Let's say I have a continous function $g: M \rightarrow S^n$ that sends every point on the manifold to the unit normal vector. I want to know what the image of $g$ is, and for every $v \in Im(g)$, I want to describe the set $g^{-1}(v)$. By picturing the manifold, I can guess that $Im(g)$ will be the lower half of the sphere.

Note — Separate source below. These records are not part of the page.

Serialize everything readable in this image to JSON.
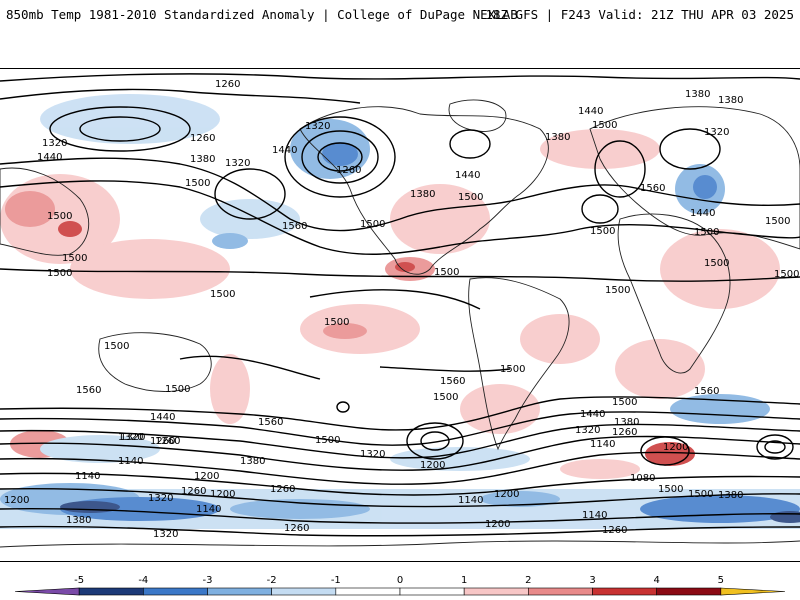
{
  "header": {
    "title": "850mb Temp 1981-2010 Standardized Anomaly | College of DuPage NEXLAB",
    "run_info": "18Z GFS | F243 Valid: 21Z THU APR 03 2025"
  },
  "colorbar": {
    "ticks": [
      "-5",
      "-4",
      "-3",
      "-2",
      "-1",
      "0",
      "1",
      "2",
      "3",
      "4",
      "5"
    ],
    "colors": [
      "#7a4aa8",
      "#1c3a78",
      "#3b78c8",
      "#7fb0e0",
      "#c4dcf2",
      "#ffffff",
      "#ffffff",
      "#f7c6c6",
      "#e88a8a",
      "#c83232",
      "#8b0a14",
      "#f0c020"
    ]
  },
  "contours": {
    "labels": [
      {
        "text": "1260"
      },
      {
        "text": "1320"
      },
      {
        "text": "1260"
      },
      {
        "text": "1320"
      },
      {
        "text": "1440"
      },
      {
        "text": "1380"
      },
      {
        "text": "1320"
      },
      {
        "text": "1440"
      },
      {
        "text": "1260"
      },
      {
        "text": "1500"
      },
      {
        "text": "1500"
      },
      {
        "text": "1560"
      },
      {
        "text": "1500"
      },
      {
        "text": "1500"
      },
      {
        "text": "1500"
      },
      {
        "text": "1380"
      },
      {
        "text": "1440"
      },
      {
        "text": "1500"
      },
      {
        "text": "1440"
      },
      {
        "text": "1380"
      },
      {
        "text": "1500"
      },
      {
        "text": "1380"
      },
      {
        "text": "1380"
      },
      {
        "text": "1320"
      },
      {
        "text": "1560"
      },
      {
        "text": "1440"
      },
      {
        "text": "1500"
      },
      {
        "text": "1500"
      },
      {
        "text": "1500"
      },
      {
        "text": "1500"
      },
      {
        "text": "1500"
      },
      {
        "text": "1500"
      },
      {
        "text": "1500"
      },
      {
        "text": "1500"
      },
      {
        "text": "1500"
      },
      {
        "text": "1500"
      },
      {
        "text": "1560"
      },
      {
        "text": "1500"
      },
      {
        "text": "1560"
      },
      {
        "text": "1500"
      },
      {
        "text": "1560"
      },
      {
        "text": "1500"
      },
      {
        "text": "1500"
      },
      {
        "text": "1440"
      },
      {
        "text": "1380"
      },
      {
        "text": "1260"
      },
      {
        "text": "1320"
      },
      {
        "text": "1320"
      },
      {
        "text": "1260"
      },
      {
        "text": "1140"
      },
      {
        "text": "1320"
      },
      {
        "text": "1200"
      },
      {
        "text": "1200"
      },
      {
        "text": "1380"
      },
      {
        "text": "1440"
      },
      {
        "text": "1320"
      },
      {
        "text": "1260"
      },
      {
        "text": "1140"
      },
      {
        "text": "1200"
      },
      {
        "text": "1080"
      },
      {
        "text": "1140"
      },
      {
        "text": "1200"
      },
      {
        "text": "1260"
      },
      {
        "text": "1200"
      },
      {
        "text": "1320"
      },
      {
        "text": "1380"
      },
      {
        "text": "1320"
      },
      {
        "text": "1380"
      },
      {
        "text": "1140"
      },
      {
        "text": "1140"
      },
      {
        "text": "1200"
      },
      {
        "text": "1260"
      },
      {
        "text": "1260"
      },
      {
        "text": "1200"
      },
      {
        "text": "1140"
      },
      {
        "text": "1260"
      },
      {
        "text": "1500"
      },
      {
        "text": "1500"
      },
      {
        "text": "1560"
      },
      {
        "text": "1500"
      }
    ]
  }
}
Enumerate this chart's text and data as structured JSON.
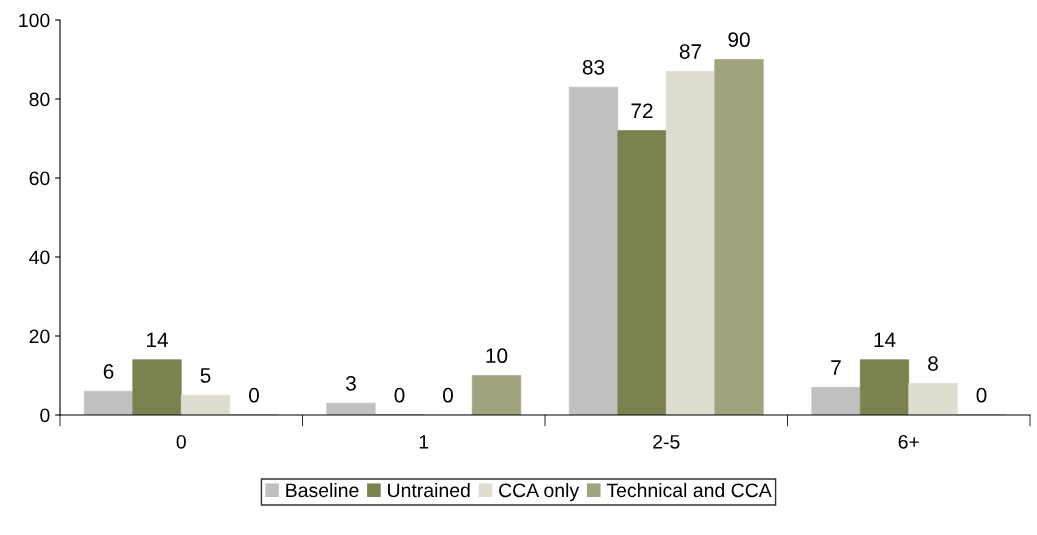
{
  "chart_data": {
    "type": "bar",
    "categories": [
      "0",
      "1",
      "2-5",
      "6+"
    ],
    "series": [
      {
        "name": "Baseline",
        "color": "#c0c0c0",
        "values": [
          6,
          3,
          83,
          7
        ]
      },
      {
        "name": "Untrained",
        "color": "#7b8250",
        "values": [
          14,
          0,
          72,
          14
        ]
      },
      {
        "name": "CCA only",
        "color": "#deddd0",
        "values": [
          5,
          0,
          87,
          8
        ]
      },
      {
        "name": "Technical and CCA",
        "color": "#a1a37f",
        "values": [
          0,
          10,
          90,
          0
        ]
      }
    ],
    "ylim": [
      0,
      100
    ],
    "yticks": [
      0,
      20,
      40,
      60,
      80,
      100
    ],
    "grid": false,
    "legend": "bottom",
    "data_labels": true
  }
}
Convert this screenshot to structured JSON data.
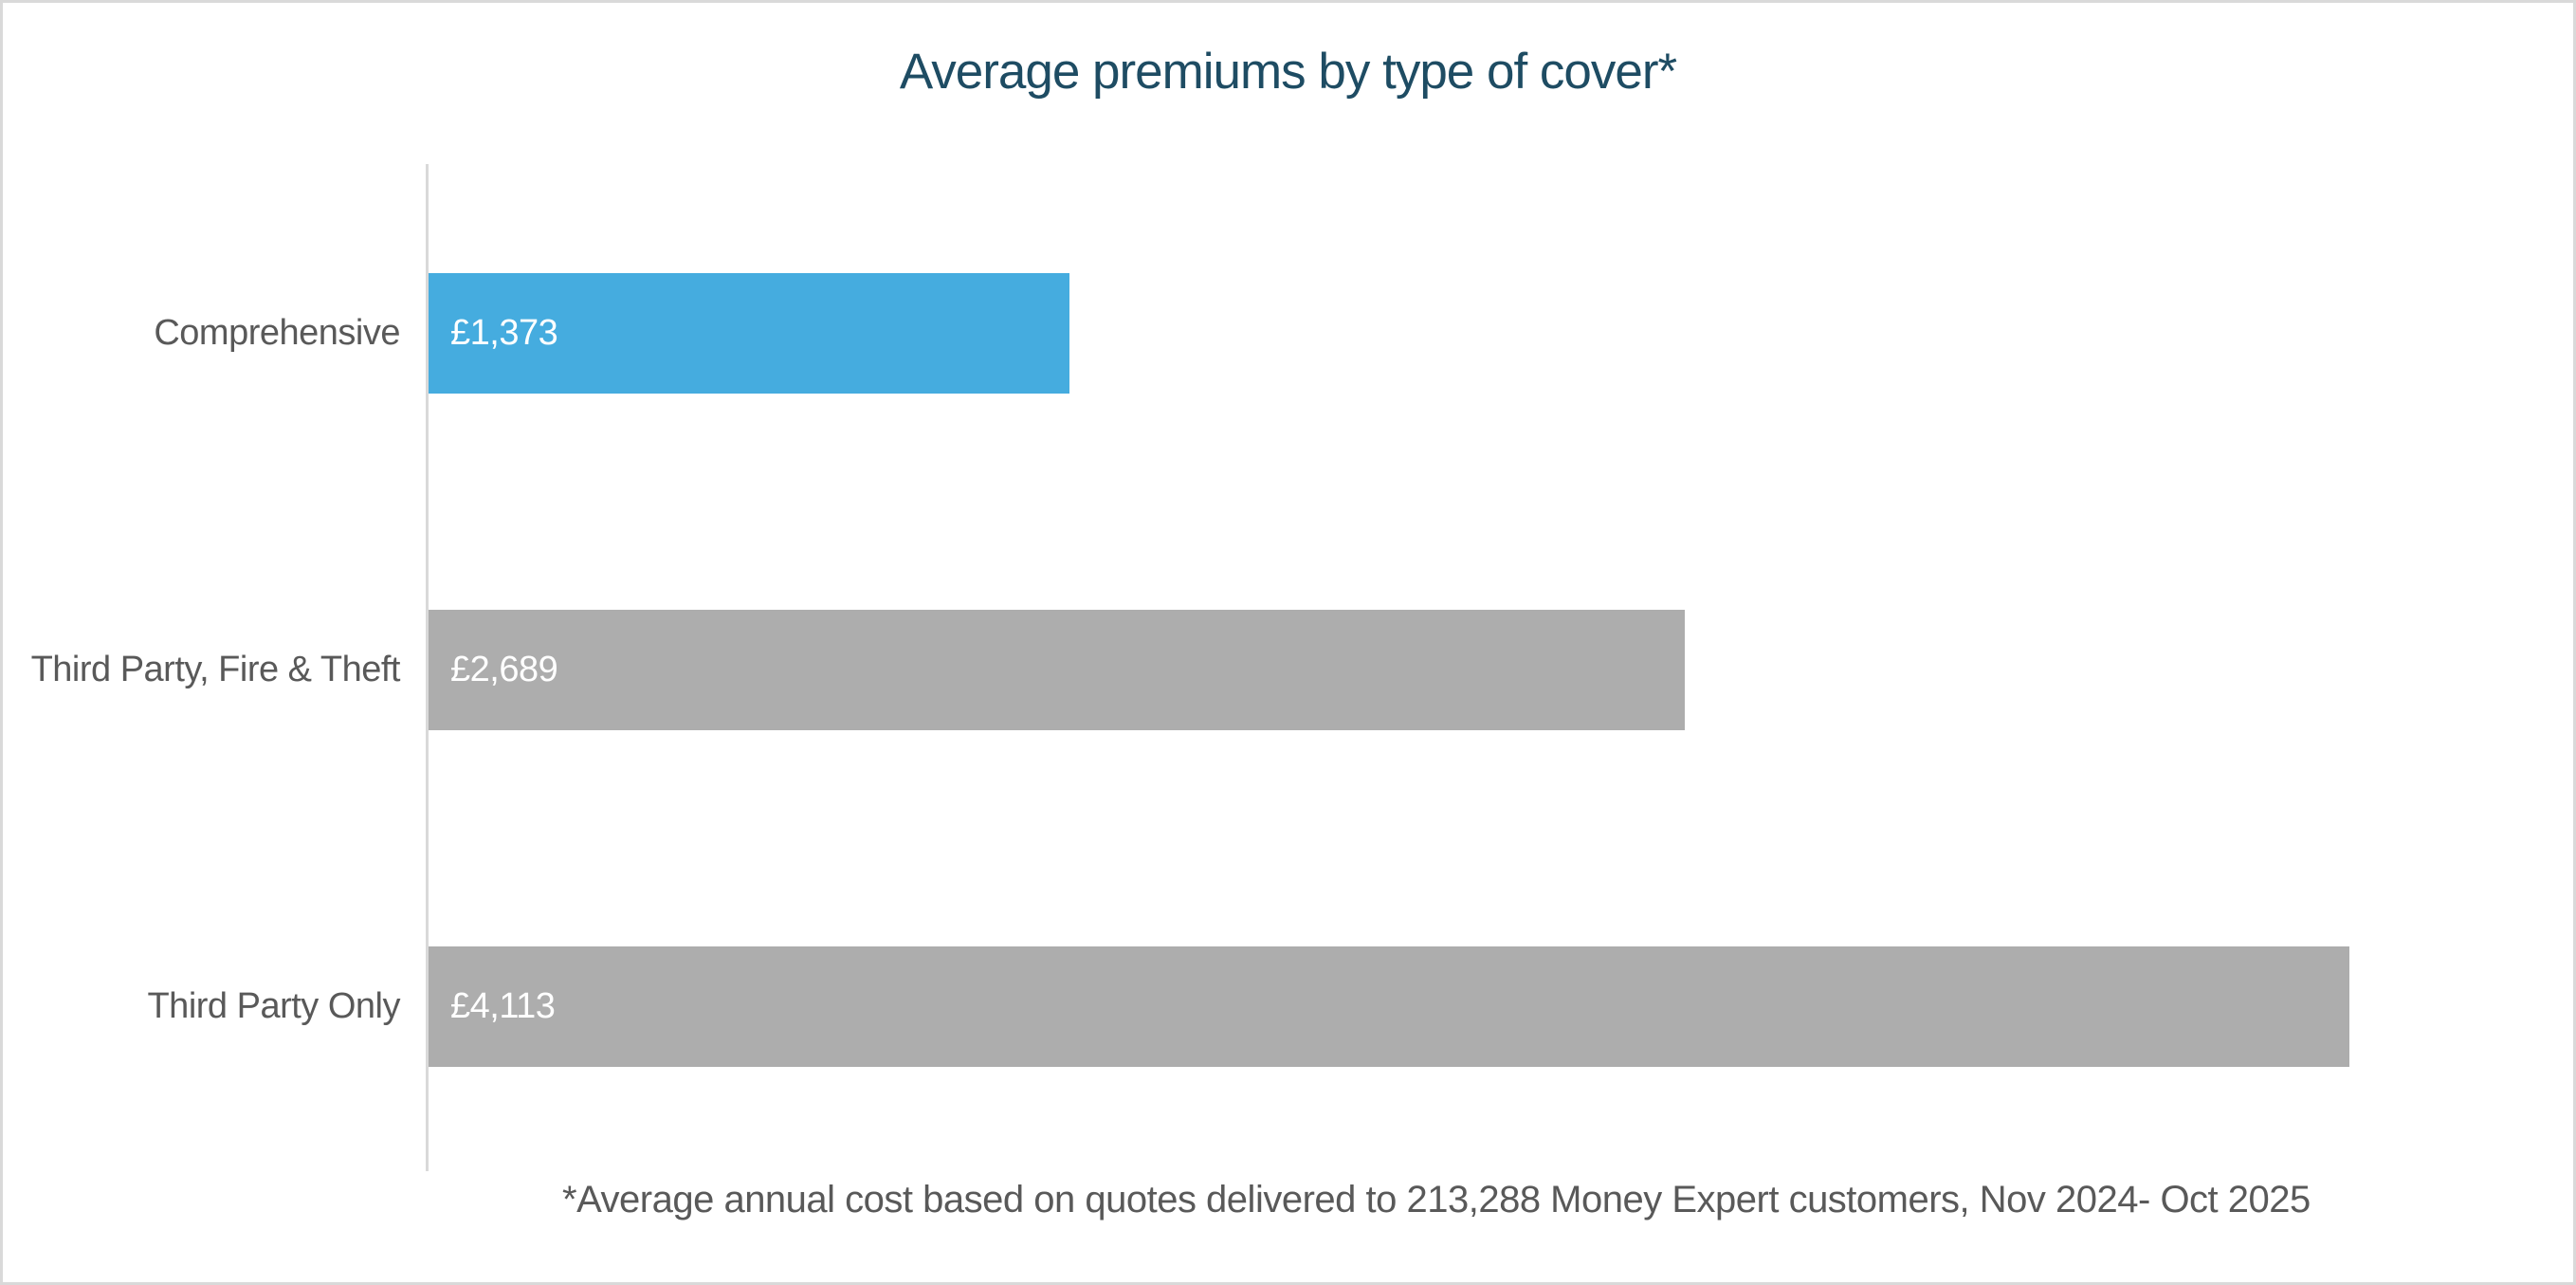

I want to prove this formally:
We denote $f(x,y,z) = x^2 + y^2 - z$.
$D_f(x,y,z) = (2x,2y,-1)$.
The normal vector is a normalized vector in the image of $D_f$, but I'm not sure how to continue from here.
Any help would be appreciated!
Hint/Direction: Nothing to do with differential geometry, but elementary set theory here. You have the mapping $g : \mathbb R^2 \to \mathbb S^2$, where
$$g(x,y) = \left(\frac{2x}{\sqrt{4x^2+4y^2+1}}, \frac{2y}{\sqrt{4x^2+4y^2+1}},\frac{-1}{\sqrt{4x^2+4y^2+1}} \right).$$
Now you want to show that the image is the lower hemisphere, which is
$$\mathbb S^2_- =\{ (a, b, c) \in \mathbb S^2 : c<0\}.$$
So for all $(a, b, c) \in \mathbb S^2 _-$, you want find $(x, y)$ so that
$$\frac{2x}{d} = a,\ \ \ \frac{2y}{d} =b, \ \ \ \frac{-1}{d} = c,\ \ \text{where } d= \frac{1}{\sqrt{4x^2+4y^2+1}}.$$
The computation don't seem to be difficult here.